1987-й – год присуждения Нобелевской премии Бродскому. Кстати и привести слова  одной из главных доброжелательниц Бродского - писательницы Ф.Вигдоровой, той, которая сделала стенограмму суда над поэтом в феврале 1964 года. «…Я никогда не забуду, - пишет она Э.Герштейн, - как он стоял в этом деревянном загоне под стражей. И, может быть, всё будет хорошо, и он выйдет на дорогу и станет большим поэтом. А скорее всего, никем он не успеет стать, его сломают. Поэту нужны нервы толстые, как канаты. Несокрушимое здоровье. А он болен. Ему не совладать с тем, что на него кинулось».

  Отпустим Ф.Вигдоровой грех неверия. Он так понятен. Он объясним. Вспомним лучше фразу Ахматовой: «Какую биографию делают нашему рыжему!». На фоне письма восклицание Ахматовой не коробит. Особенность ахматовского мышления заметила еще секретная Софья Казимировна в своем дневнике: «Ахматова живет биографически с учетом жеста и слОва на будущее». Задним числом  высказывание Ахматовой теряет часть негативного смысла. Оно  просится приложением к нобелевской речи Бродского, как и  строка Мандельштама: «Исполнилось твое желанье, пряха». Будем  считать награду торжеством во славу и одновременно в память поэзии Серебряного Века. В речи  находят себя  имена и самого Мандельштама и Ахматовой и Цветаевой. «Эти тени смущают меня постоянно, смущают они меня и сегодня. Во всяком случае, они не поощряют меня к красноречию», - говорит Бродский. То, что они смутили Бродского, неудивительно. А вот смутили ли они Двадцатый Век, как предрекала Ахматова?.. Наверно.  Если рассматривать события  под углом заданности и четко выраженной системы координат, их рукотворного, а не божественного воспроизведения. И всё же скрытый смысл тех самых  строк до сих пор будоражит исследователей и провоцирует  множество разнообразных фантазий, близких то к выведению на чистую воду, то к почетному закапыванию. Ахматова же лишь наметила дорогу реальности. Ясно и вызывающе. Остается прочесть ее строки, отбросив амбиции. Преодолеть их лежащую на поверхности простоту – иллюзорную как у «шкатулки с тройным дном».  Бёрлин - Герой из Будущего, которое Ахматова не видела без своей поэзии,  сумел это сделать и раскодировать. Реальность не задержалась с ответом. Она не просто откликнулась, а еще и выявила, кто чего стОит и что чему подражает: Литература - Жизни или Жизнь – Литературе. На высоте оказалась  Литература. Еще реальность обнаружила причину события в старом, как мир, назидании, от самого Ювенала идущем: «Ищи женщину».
 
   4.Венеция остается

  Не зря Бродский пишет: "Красота вместо того, чтобы быть обещанием мира, сводится к награде". Его проза содержит  расшифровки этих слов: "Когда глазу не удается найти красоту (она же утешение), он приказывает телу её создать, а если это не удается, приучает его считать уродливое замечательным… Эстетическое чувство - двойник инстинкта самосохранения и надежнее этики. Главное орудие эстетики, глаз, абсолютно самостоятелен. В самостоятельности он уступает только слезе".
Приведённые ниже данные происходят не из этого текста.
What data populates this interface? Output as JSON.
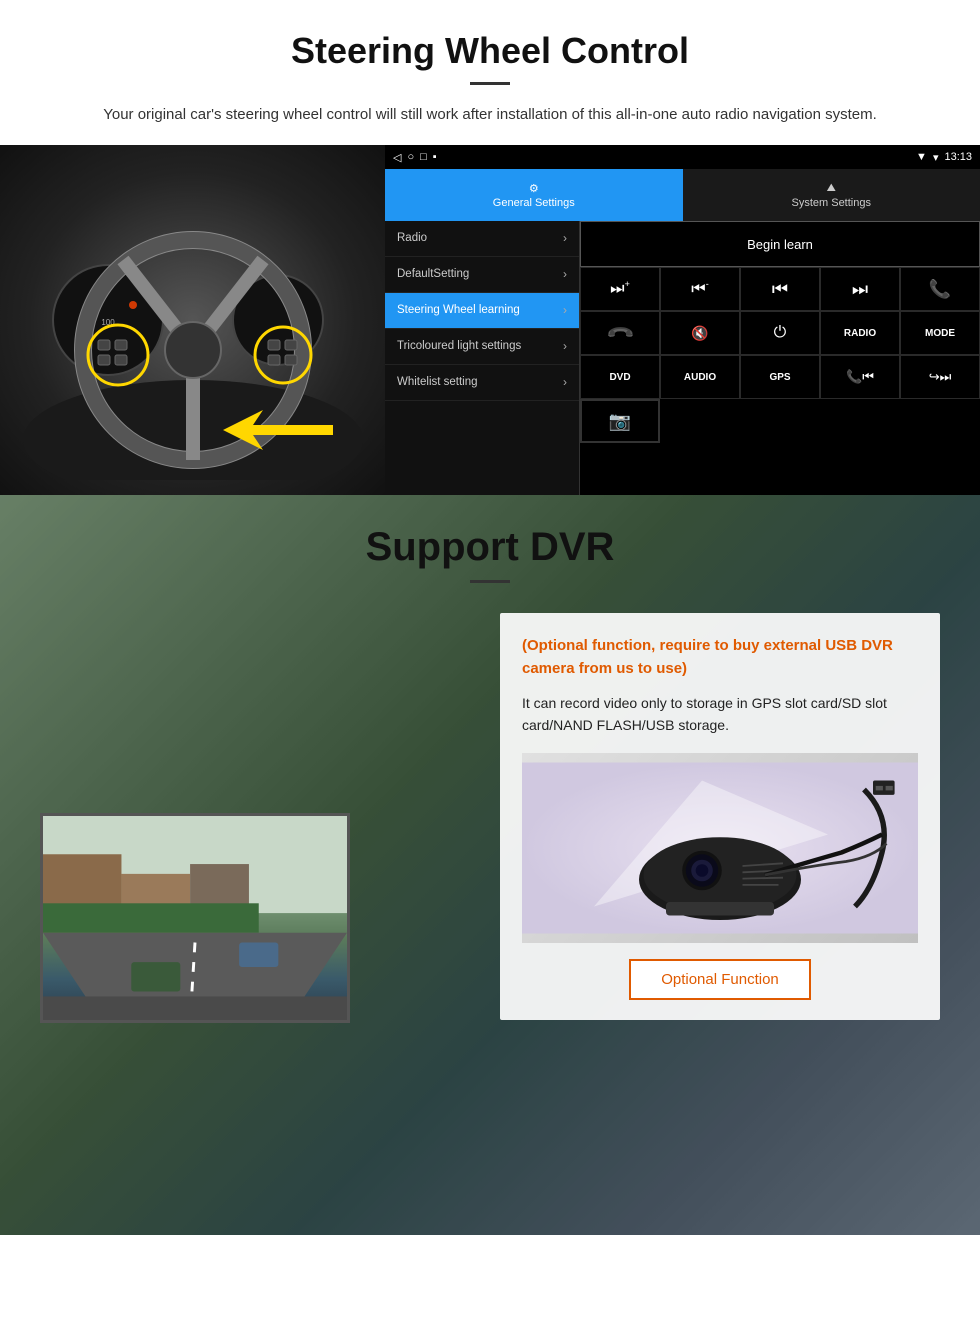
{
  "steering": {
    "title": "Steering Wheel Control",
    "description": "Your original car's steering wheel control will still work after installation of this all-in-one auto radio navigation system.",
    "statusbar": {
      "time": "13:13",
      "icons": [
        "signal",
        "wifi",
        "battery"
      ]
    },
    "nav_icons": [
      "◁",
      "○",
      "□",
      "⬛"
    ],
    "tabs": [
      {
        "label": "General Settings",
        "icon": "⚙",
        "active": true
      },
      {
        "label": "System Settings",
        "icon": "🌐",
        "active": false
      }
    ],
    "menu_items": [
      {
        "label": "Radio",
        "active": false
      },
      {
        "label": "DefaultSetting",
        "active": false
      },
      {
        "label": "Steering Wheel learning",
        "active": true
      },
      {
        "label": "Tricoloured light settings",
        "active": false
      },
      {
        "label": "Whitelist setting",
        "active": false
      }
    ],
    "begin_learn_label": "Begin learn",
    "control_buttons": [
      {
        "label": "⏭+",
        "row": 1
      },
      {
        "label": "⏮-",
        "row": 1
      },
      {
        "label": "⏮⏮",
        "row": 1
      },
      {
        "label": "⏭⏭",
        "row": 1
      },
      {
        "label": "📞",
        "row": 1
      },
      {
        "label": "↩",
        "row": 2
      },
      {
        "label": "🔇",
        "row": 2
      },
      {
        "label": "⏻",
        "row": 2
      },
      {
        "label": "RADIO",
        "row": 2
      },
      {
        "label": "MODE",
        "row": 2
      },
      {
        "label": "DVD",
        "row": 3
      },
      {
        "label": "AUDIO",
        "row": 3
      },
      {
        "label": "GPS",
        "row": 3
      },
      {
        "label": "📞⏮",
        "row": 3
      },
      {
        "label": "↪⏭",
        "row": 3
      },
      {
        "label": "📷",
        "row": 4
      }
    ]
  },
  "dvr": {
    "title": "Support DVR",
    "optional_text": "(Optional function, require to buy external USB DVR camera from us to use)",
    "description": "It can record video only to storage in GPS slot card/SD slot card/NAND FLASH/USB storage.",
    "optional_button_label": "Optional Function"
  }
}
  Наш лауреат неточен, называя глаз орудием и приравнивая его самостоятельность к слезе.

  Есть существительное более обособленное по отношению к глазу и даже слезе - это взгляд. Что откуда берется, достоверно сказать нельзя, но, похоже, с независимости этого самого взгляда начинается отторжение от принадлежности к большинству, "коллективному бессознательному" - этому проклятию человечества.

  Что же до красоты, то здесь Бродский – чуть не Флобер, который писал Тургеневу (25 июня 1876г.): "Вы не находите, что наши друзья слишком мало думают о Красоте? А ведь нет в мире ничего более важного". Я умышленно не вспоминаю Ф.Достоевского, потому что здесь это ни к чему.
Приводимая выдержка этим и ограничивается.